Processing data on the edge can be the difference between life and death for such patients. The applications can run with a local database when connectivity is lost and then replicate the data to a cloud database when a connection has been re-established.
Usage: Reliable, uninterrupted access to healthcare data critical to support patients in rural areas.
Autonomous vehicles (AV) – sensor data from motors, pumps, and generators on autonomous vehicles can be processed close to the source to reduce the need to send data back and forth to the cloud.
Additionally, information about road conditions, debris on the road or accidents can be used to detour other AVs and avoid delays. All useful functionality.
However, its information from sensors that prevent collisions or help an AV avoid a pedestrian that is truly critical and must be processed in near real time without delay, latency or the round trip to the cloud.
Usage: prevent accidents and possible fatalities when used in autonomous vehicles.
Structural surveillance (cameras, motion and radar sensors) – used as a preventative maintenance tool on sensitive structures such as oilfield equipment, for example.
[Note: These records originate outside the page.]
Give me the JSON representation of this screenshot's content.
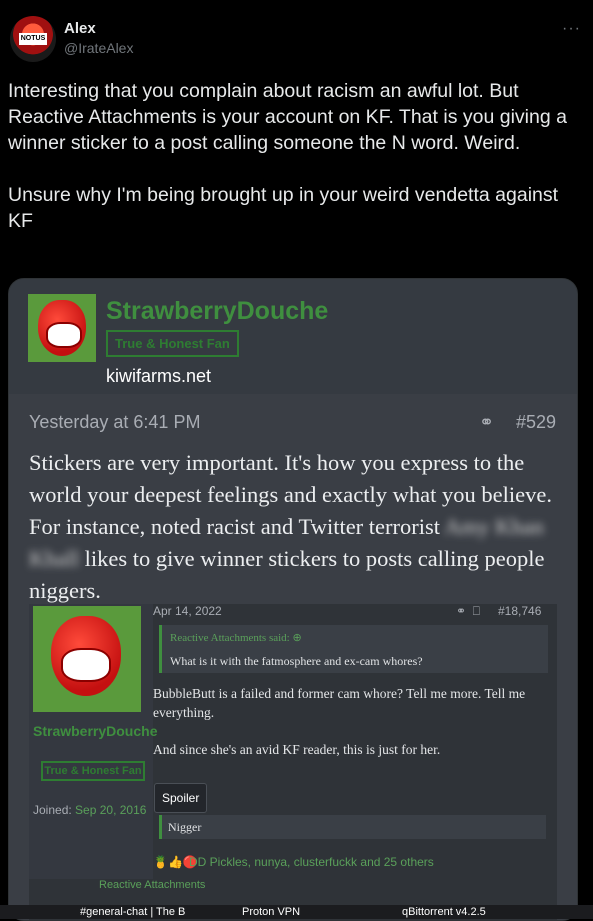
{
  "tweet": {
    "author_name": "Alex",
    "author_handle": "@IrateAlex",
    "avatar_text": "NOTUS",
    "more": "···",
    "paragraphs": [
      "Interesting that you complain about racism an awful lot. But Reactive Attachments is your account on KF. That is you giving a winner sticker to a post calling someone the N word. Weird.",
      "Unsure why I'm being brought up in your weird vendetta against KF"
    ]
  },
  "post": {
    "username": "StrawberryDouche",
    "badge": "True & Honest Fan",
    "site": "kiwifarms.net",
    "timestamp": "Yesterday at 6:41 PM",
    "post_number": "#529",
    "body_before": "Stickers are very important. It's how you express to the world your deepest feelings and exactly what you believe. For instance, noted racist and Twitter terrorist",
    "blurred_name": "Amy Khan Khall",
    "body_after": "likes to give winner stickers to posts calling people niggers."
  },
  "inner": {
    "username": "StrawberryDouche",
    "badge": "True & Honest Fan",
    "joined_label": "Joined:",
    "joined_date": "Sep 20, 2016",
    "date": "Apr 14, 2022",
    "post_number": "#18,746",
    "quote_attr": "Reactive Attachments said: ⊕",
    "quote_text": "What is it with the fatmosphere and ex-cam whores?",
    "body": [
      "BubbleButt is a failed and former cam whore? Tell me more. Tell me everything.",
      "And since she's an avid KF reader, this is just for her."
    ],
    "spoiler_label": "Spoiler",
    "spoiler_text": "Nigger",
    "reactions": "DD Pickles, nunya, clusterfuckk and 25 others",
    "next_user": "Reactive Attachments"
  },
  "taskbar": {
    "items": [
      "#general-chat | The B",
      "Proton VPN",
      "qBittorrent v4.2.5"
    ]
  },
  "colors": {
    "background": "#000000",
    "accent_green": "#3f8f3f",
    "card": "#3a3e45"
  }
}
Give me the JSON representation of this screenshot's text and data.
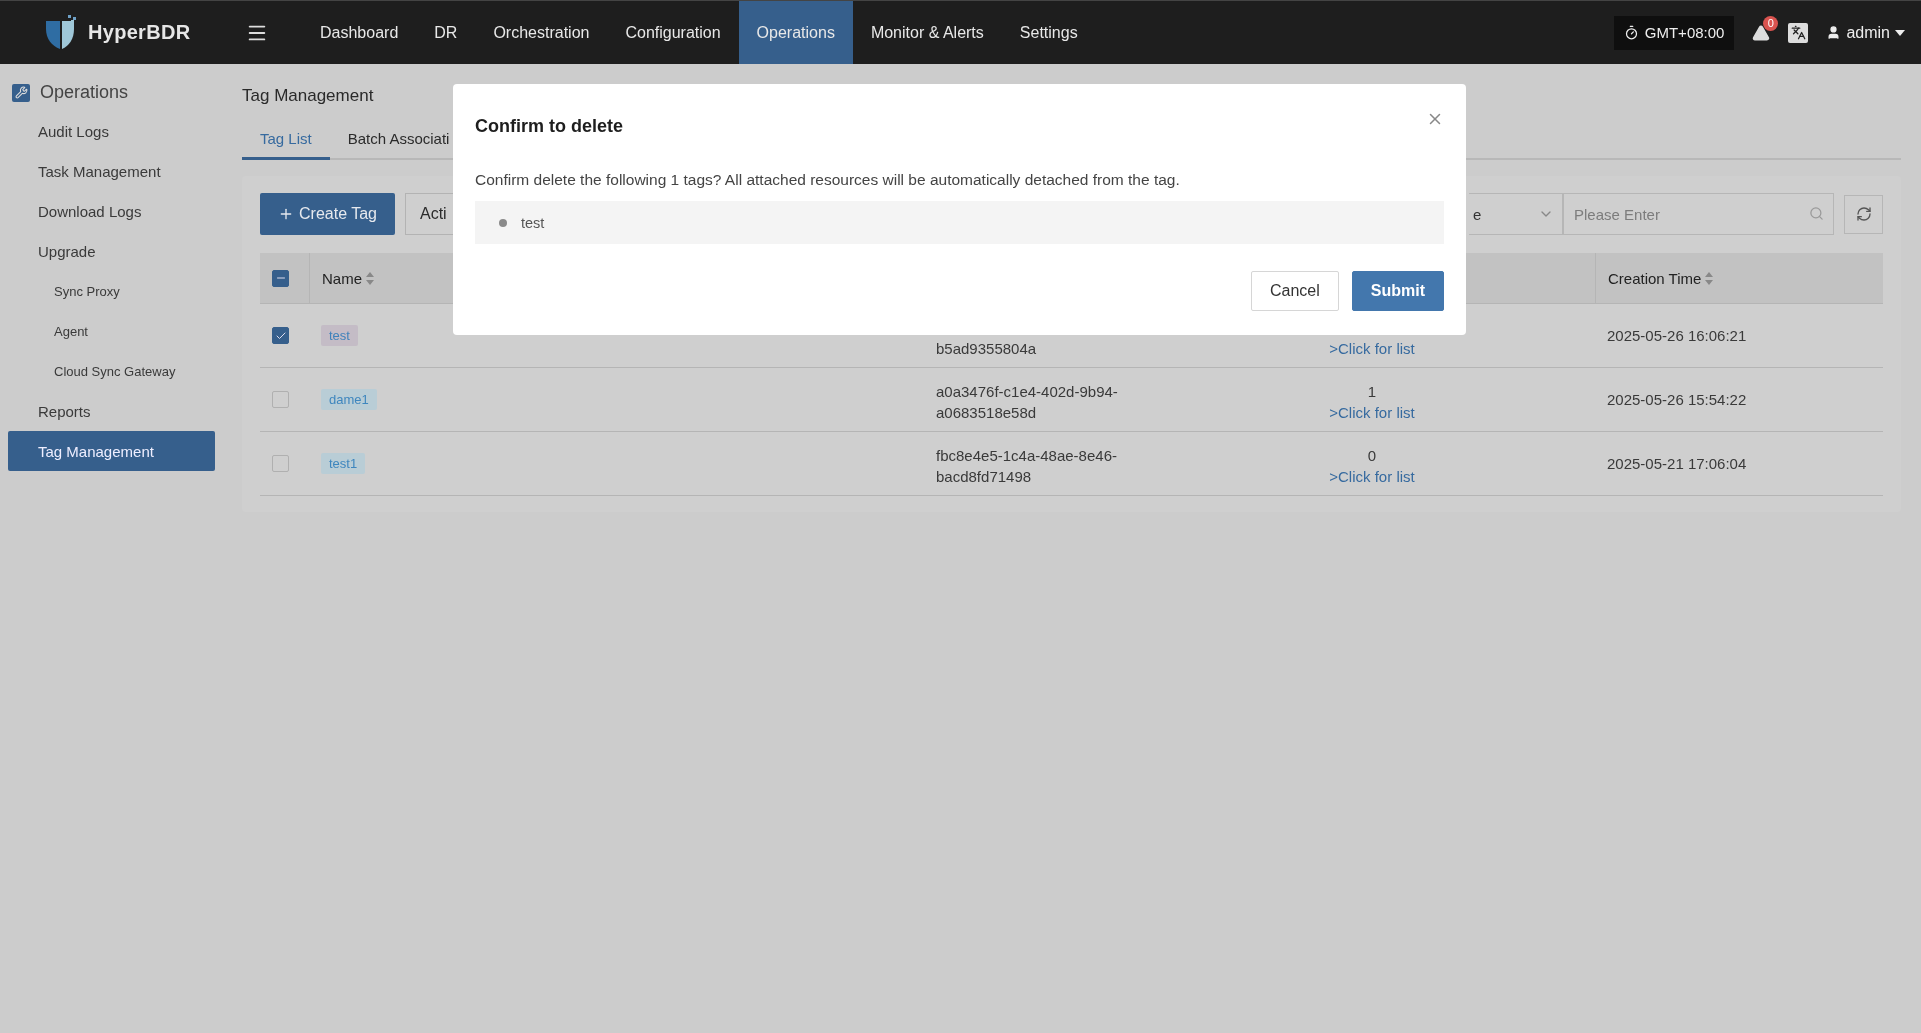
{
  "brand": {
    "name": "HyperBDR"
  },
  "nav": [
    {
      "label": "Dashboard",
      "selected": false
    },
    {
      "label": "DR",
      "selected": false
    },
    {
      "label": "Orchestration",
      "selected": false
    },
    {
      "label": "Configuration",
      "selected": false
    },
    {
      "label": "Operations",
      "selected": true
    },
    {
      "label": "Monitor & Alerts",
      "selected": false
    },
    {
      "label": "Settings",
      "selected": false
    }
  ],
  "header_right": {
    "timezone": "GMT+08:00",
    "alerts_count": "0",
    "user": "admin"
  },
  "sidebar": {
    "title": "Operations",
    "items": [
      {
        "label": "Audit Logs",
        "selected": false
      },
      {
        "label": "Task Management",
        "selected": false
      },
      {
        "label": "Download Logs",
        "selected": false
      },
      {
        "label": "Upgrade",
        "selected": false,
        "children": [
          {
            "label": "Sync Proxy",
            "selected": false
          },
          {
            "label": "Agent",
            "selected": false
          },
          {
            "label": "Cloud Sync Gateway",
            "selected": false
          }
        ]
      },
      {
        "label": "Reports",
        "selected": false
      },
      {
        "label": "Tag Management",
        "selected": true
      }
    ]
  },
  "page": {
    "title": "Tag Management",
    "tabs": [
      {
        "label": "Tag List",
        "selected": true
      },
      {
        "label": "Batch Associati",
        "selected": false
      }
    ],
    "toolbar": {
      "create_button": "Create Tag",
      "actions_button": "Acti",
      "filter_select": "e",
      "search": {
        "placeholder": "Please Enter"
      }
    },
    "table": {
      "header_indeterminate": true,
      "columns": [
        {
          "label": "Name",
          "sortable": true
        },
        {
          "label": "Creation Time",
          "sortable": true
        }
      ],
      "rows": [
        {
          "selected": true,
          "name": "test",
          "color": "#c4bcc6",
          "id": "b5ad9355804a",
          "link": ">Click for list",
          "created": "2025-05-26 16:06:21"
        },
        {
          "selected": false,
          "name": "dame1",
          "color": "#b9cdd6",
          "id": "a0a3476f-c1e4-402d-9b94-a0683518e58d",
          "count": "1",
          "link": ">Click for list",
          "created": "2025-05-26 15:54:22"
        },
        {
          "selected": false,
          "name": "test1",
          "color": "#b9cdd6",
          "id": "fbc8e4e5-1c4a-48ae-8e46-bacd8fd71498",
          "count": "0",
          "link": ">Click for list",
          "created": "2025-05-21 17:06:04"
        }
      ]
    }
  },
  "modal": {
    "title": "Confirm to delete",
    "message": "Confirm delete the following 1 tags? All attached resources will be automatically detached from the tag.",
    "items": [
      "test"
    ],
    "buttons": [
      {
        "label": "Cancel",
        "kind": "secondary"
      },
      {
        "label": "Submit",
        "kind": "primary"
      }
    ]
  }
}
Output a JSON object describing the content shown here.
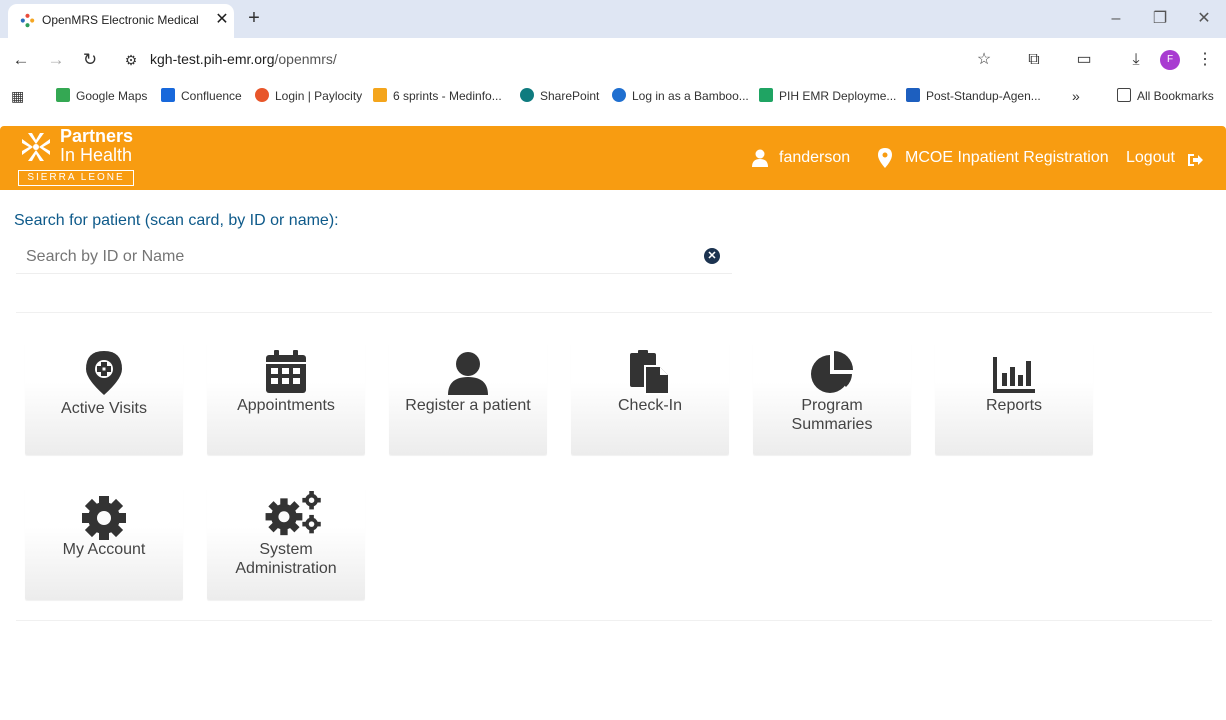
{
  "browser": {
    "tab_title": "OpenMRS Electronic Medical R",
    "tab_close": "✕",
    "new_tab": "+",
    "url_host": "kgh-test.pih-emr.org",
    "url_path": "/openmrs/",
    "profile_initial": "F",
    "bookmarks": [
      {
        "label": "Google Maps",
        "color": "#34a853"
      },
      {
        "label": "Confluence",
        "color": "#1868db"
      },
      {
        "label": "Login | Paylocity",
        "color": "#e8562a"
      },
      {
        "label": "6 sprints - Medinfo...",
        "color": "#f4a51c"
      },
      {
        "label": "SharePoint",
        "color": "#0f7b7f"
      },
      {
        "label": "Log in as a Bamboo...",
        "color": "#1f6fd0"
      },
      {
        "label": "PIH EMR Deployme...",
        "color": "#1fa463"
      },
      {
        "label": "Post-Standup-Agen...",
        "color": "#1d5fbf"
      }
    ],
    "more_bookmarks": "»",
    "all_bookmarks": "All Bookmarks"
  },
  "header": {
    "logo_line1": "Partners",
    "logo_line2": "In Health",
    "logo_country": "SIERRA LEONE",
    "username": "fanderson",
    "location": "MCOE Inpatient Registration",
    "logout": "Logout",
    "accent_color": "#f89c11"
  },
  "search": {
    "label": "Search for patient (scan card, by ID or name):",
    "placeholder": "Search by ID or Name",
    "value": "",
    "clear": "✕"
  },
  "tiles": [
    {
      "label": "Active Visits",
      "icon": "map-marker-icon"
    },
    {
      "label": "Appointments",
      "icon": "calendar-icon"
    },
    {
      "label": "Register a patient",
      "icon": "user-icon"
    },
    {
      "label": "Check-In",
      "icon": "clipboard-copy-icon"
    },
    {
      "label_line1": "Program",
      "label_line2": "Summaries",
      "icon": "pie-chart-icon"
    },
    {
      "label": "Reports",
      "icon": "bar-chart-icon"
    },
    {
      "label": "My Account",
      "icon": "gear-icon"
    },
    {
      "label_line1": "System",
      "label_line2": "Administration",
      "icon": "gears-icon"
    }
  ]
}
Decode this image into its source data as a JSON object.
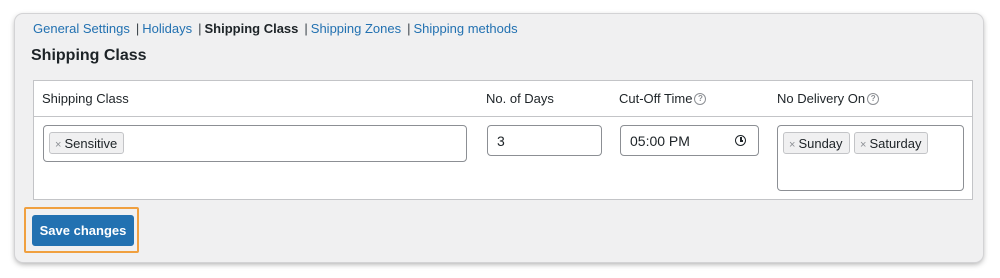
{
  "nav": {
    "items": [
      {
        "label": "General Settings",
        "current": false
      },
      {
        "label": "Holidays",
        "current": false
      },
      {
        "label": "Shipping Class",
        "current": true
      },
      {
        "label": "Shipping Zones",
        "current": false
      },
      {
        "label": "Shipping methods",
        "current": false
      }
    ],
    "separator": "|"
  },
  "page_title": "Shipping Class",
  "table": {
    "headers": {
      "shipping_class": "Shipping Class",
      "no_of_days": "No. of Days",
      "cutoff_time": "Cut-Off Time",
      "no_delivery_on": "No Delivery On"
    },
    "help_icon": "?",
    "row": {
      "shipping_class_tags": [
        "Sensitive"
      ],
      "no_of_days": "3",
      "cutoff_time": "05:00 PM",
      "no_delivery_on_tags": [
        "Sunday",
        "Saturday"
      ],
      "tag_remove": "×"
    }
  },
  "save_button": "Save changes",
  "colors": {
    "link": "#2271b1",
    "button_bg": "#2271b1",
    "highlight_outline": "#f0a040",
    "panel_bg": "#f0f0f1"
  }
}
By analyzing movement, shape, and behavior of the structure, thresholds can be set for “normal” and anomalies flagged up.
As an example use case RaimaDB is embedded in Aker solutions’ Vectus™ 6.0 subsea electronics module, which improves performance and lowers risk at oil and gas installations on the seafloor.
Usage: protect structures and infrastructure by identifying abnormal states that may suggest a potential structural failure.
Data comes full circle
It’s an interesting idea that data is coming full circle, back from the cloud and closer to the source of the data itself.
The key to all of this is to have a lightweight yet powerful RDBMS, like RaimaDB that can run on low-powered edge devices. Processing data close to home on edge devices will become increasingly important to empower instant decision making through business intelligence based on the vast amounts of data generated by the IoT.
Relational database management systems are now truly living at the edge of technology.